Hong Kong businessman

Carl Tong Ka-wing (唐家榮; 1950–2024) is a Hong Kong businessman. He is the co-chairman of the Macau Legend Development and is a former unofficial member of the Legislative Council of Hong Kong from 1984 to 1985.

==Biography==
Tong studied at the Naval Base Secondary School and the Raffles Institution, Singapore. He worked in the accounting field after his education and worked with Arthur Andersen in 1977 and as vice-president of Citibank, N.A. between 1985 and 1987. Tong became the founder and had been the chairman of the Carl Tong & Associates Management Consultancy Ltd. in 1987, which is engaged in management consultancy business, and the Goodrich Global Pte Ltd. and its subsidiaries in Singapore, China, Hong Kong, India, Indonesia, Malaysia and the United Arab Emirates since 1983. Tong has also been the secretary, chief financial officer and chief executive officer of the Creative Master Bermuda, where he set strategic directions and plans for the growth and expansion of Creative Master Bermuda. He was a director of Asia Television Ltd. between 1990 and 1991.

Tong is currently the co-chairman of the Macau Legend Development Ltd., a managing director of the Carl Tong & Associates Management Consultancy Ltd., and chief executive officer and director at UNIR (HK) Management Ltd. He was also previously employed as executive director of the Crocodile Garments Ltd., deputy chairman of the eSun Holdings Ltd., and chief executive officer & executive director of the Creative Master Bermuda Ltd. and served on the board of the Behringer Corp. Ltd.

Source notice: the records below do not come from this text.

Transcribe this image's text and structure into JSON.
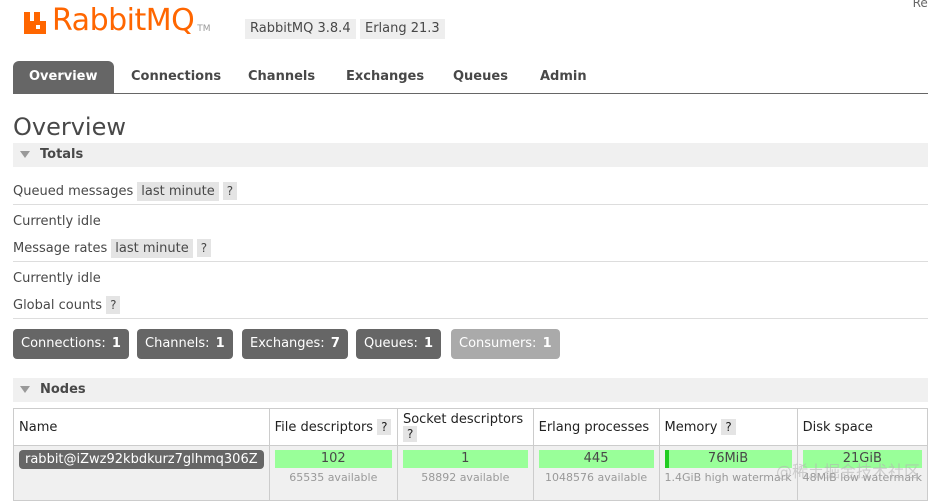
{
  "header": {
    "brand": "RabbitMQ",
    "tm": "TM",
    "rabbitmq_version": "RabbitMQ 3.8.4",
    "erlang_version": "Erlang 21.3",
    "refresh_fragment": "Ref"
  },
  "tabs": [
    "Overview",
    "Connections",
    "Channels",
    "Exchanges",
    "Queues",
    "Admin"
  ],
  "page_title": "Overview",
  "totals": {
    "header": "Totals",
    "queued_messages_label": "Queued messages",
    "queued_range": "last minute",
    "help": "?",
    "idle_1": "Currently idle",
    "message_rates_label": "Message rates",
    "message_range": "last minute",
    "idle_2": "Currently idle",
    "global_counts_label": "Global counts"
  },
  "counts": [
    {
      "label": "Connections:",
      "value": "1"
    },
    {
      "label": "Channels:",
      "value": "1"
    },
    {
      "label": "Exchanges:",
      "value": "7"
    },
    {
      "label": "Queues:",
      "value": "1"
    },
    {
      "label": "Consumers:",
      "value": "1"
    }
  ],
  "nodes": {
    "header": "Nodes",
    "columns": [
      "Name",
      "File descriptors",
      "Socket descriptors",
      "Erlang processes",
      "Memory",
      "Disk space"
    ],
    "row": {
      "name": "rabbit@iZwz92kbdkurz7glhmq306Z",
      "file_descriptors": "102",
      "file_descriptors_available": "65535 available",
      "socket_descriptors": "1",
      "socket_descriptors_available": "58892 available",
      "erlang_processes": "445",
      "erlang_processes_available": "1048576 available",
      "memory": "76MiB",
      "memory_watermark": "1.4GiB high watermark",
      "disk_space": "21GiB",
      "disk_watermark": "48MiB low watermark"
    }
  },
  "watermark": "@稀土掘金技术社区",
  "colors": {
    "brand": "#ff6600",
    "tab_active": "#666666",
    "bar_green": "#99ff99"
  }
}
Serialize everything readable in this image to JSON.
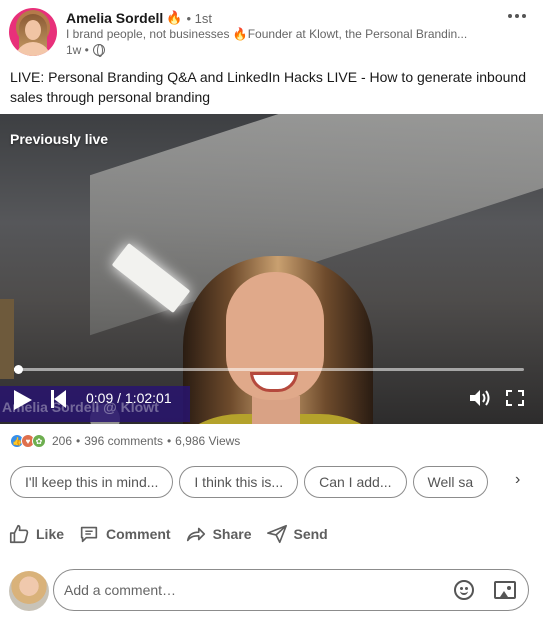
{
  "author": {
    "name": "Amelia Sordell",
    "name_emoji": "🔥",
    "degree": "• 1st",
    "headline": "I brand people, not businesses 🔥Founder at Klowt, the Personal Brandin...",
    "time": "1w •"
  },
  "post": {
    "text": "LIVE: Personal Branding Q&A and LinkedIn Hacks LIVE - How to generate inbound sales through personal branding"
  },
  "video": {
    "status_label": "Previously live",
    "time_readout": "0:09 / 1:02:01",
    "progress": 0.0024,
    "watermark": "Amelia Sordell @ Klowt"
  },
  "social": {
    "reaction_icons": [
      "like-reaction-icon",
      "love-reaction-icon",
      "support-reaction-icon"
    ],
    "reactions_count": "206",
    "comments": "396 comments",
    "views": "6,986 Views"
  },
  "suggestions": [
    "I'll keep this in mind...",
    "I think this is...",
    "Can I add...",
    "Well sa"
  ],
  "actions": {
    "like": "Like",
    "comment": "Comment",
    "share": "Share",
    "send": "Send"
  },
  "comment_box": {
    "placeholder": "Add a comment…"
  },
  "colors": {
    "text": "#191919",
    "muted": "#666666",
    "watermark_bg": "#28146e"
  }
}
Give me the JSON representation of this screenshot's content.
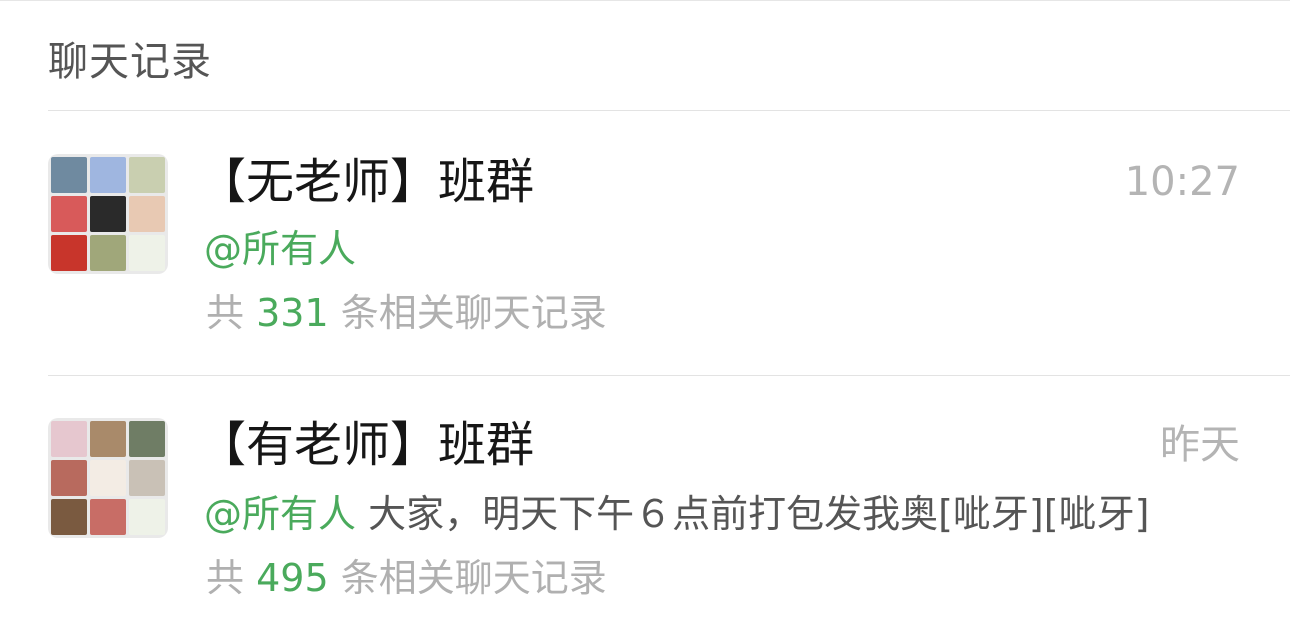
{
  "section": {
    "header": "聊天记录"
  },
  "results": [
    {
      "title": "【无老师】班群",
      "time": "10:27",
      "mention": "@所有人",
      "message": "",
      "count_prefix": "共",
      "count": "331",
      "count_suffix": "条相关聊天记录",
      "avatar_tiles": [
        "#6f8aa0",
        "#9fb6e0",
        "#c9cfb0",
        "#d85a5a",
        "#2a2a2a",
        "#e8c9b3",
        "#c8352b",
        "#a0a77a",
        "#eef2e8"
      ]
    },
    {
      "title": "【有老师】班群",
      "time": "昨天",
      "mention": "@所有人",
      "message": "大家，明天下午６点前打包发我奥[呲牙][呲牙]",
      "count_prefix": "共",
      "count": "495",
      "count_suffix": "条相关聊天记录",
      "avatar_tiles": [
        "#e6c7cf",
        "#a98a6a",
        "#6f7d65",
        "#b86a5e",
        "#f3ece4",
        "#c9c1b6",
        "#7a5a40",
        "#c86d66",
        "#eef2e8"
      ]
    }
  ],
  "colors": {
    "accent_green": "#4aaa5c",
    "secondary_gray": "#b0b0b0",
    "title_black": "#161616"
  }
}
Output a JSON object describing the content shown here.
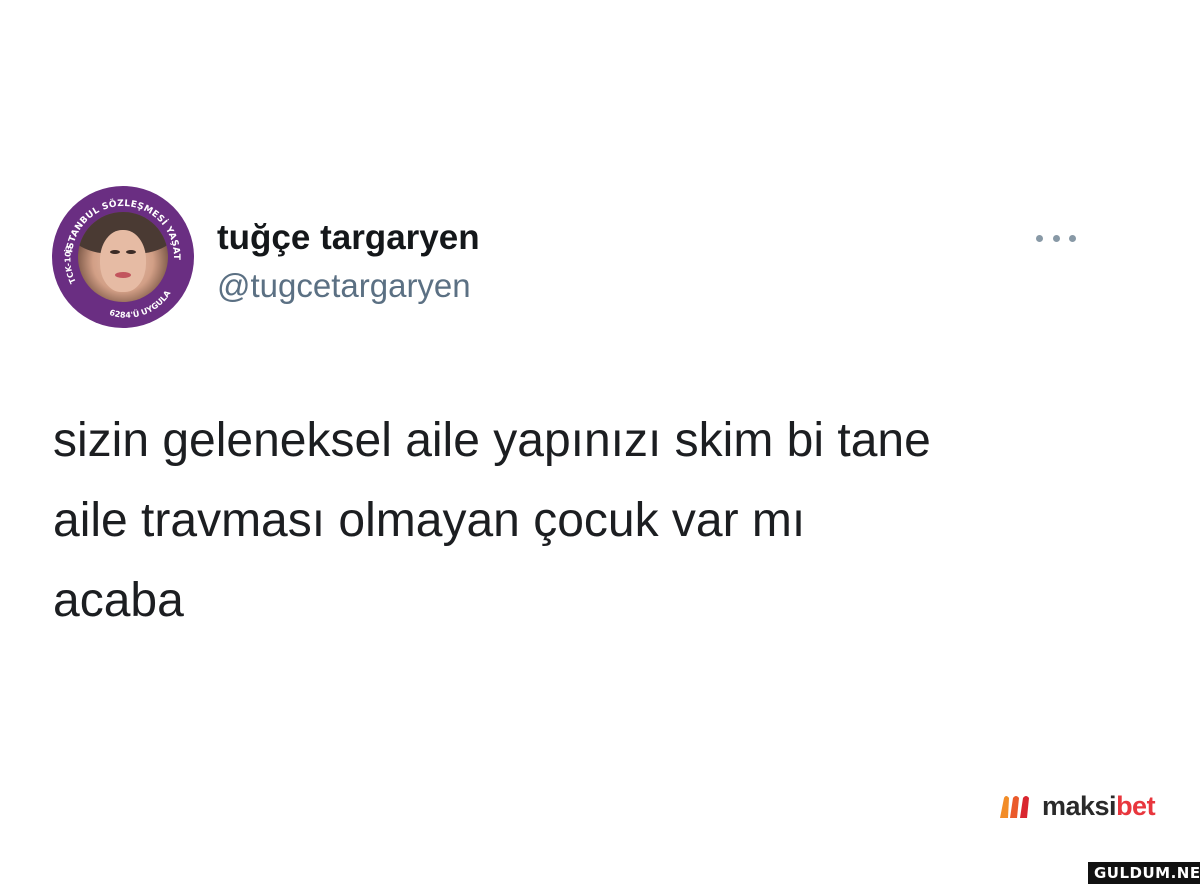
{
  "tweet": {
    "display_name": "tuğçe targaryen",
    "handle": "@tugcetargaryen",
    "avatar": {
      "ring_text_top": "İSTANBUL SÖZLEŞMESİ YAŞATIR",
      "ring_text_left": "TCK-103",
      "ring_text_bottom": "6284'Ü UYGULA",
      "ring_color": "#6a2e82"
    },
    "more_icon": "more-horizontal-icon",
    "text_lines": [
      "sizin geleneksel aile yapınızı skim bi tane",
      "aile travması olmayan çocuk var mı",
      "acaba"
    ]
  },
  "watermarks": {
    "maksibet": {
      "prefix": "maksi",
      "suffix": "bet",
      "brand_color": "#e8363d"
    },
    "site": "GULDUM.NET"
  }
}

Tong has been involved in the public services in Hong Kong and Singapore. He served as a member for the Central and Western District Board of Hong Kong between 1982 and 1988. From 1984 to 1985, Tong was appointed unofficial member of the Legislative Council of Hong Kong. He had been on the member of the advisory committee and the council member of Singapore Kindness Movement in 2009, Naval Base Secondary School, Singapore Children Society and the Singapore Association of Small and Medium Enterprise where he serves as its vice-president. Tong is a member of the Hong Kong Institute of Certified Public Accountants in 1981, an associate of the Institute of Chartered Accountants in England & Wales in 1980 and a member of the Institute of the Motor Industry in 1973.

Tong's younger brother, Carlson Tong Ka-shing, is the former chairman of the Securities and Futures Commission. His son, Clinton Tong Tsun-tak, was ordered to perform 150 hours of community service for drink-driving and driving his father's car without a license in 2010 when he was 18.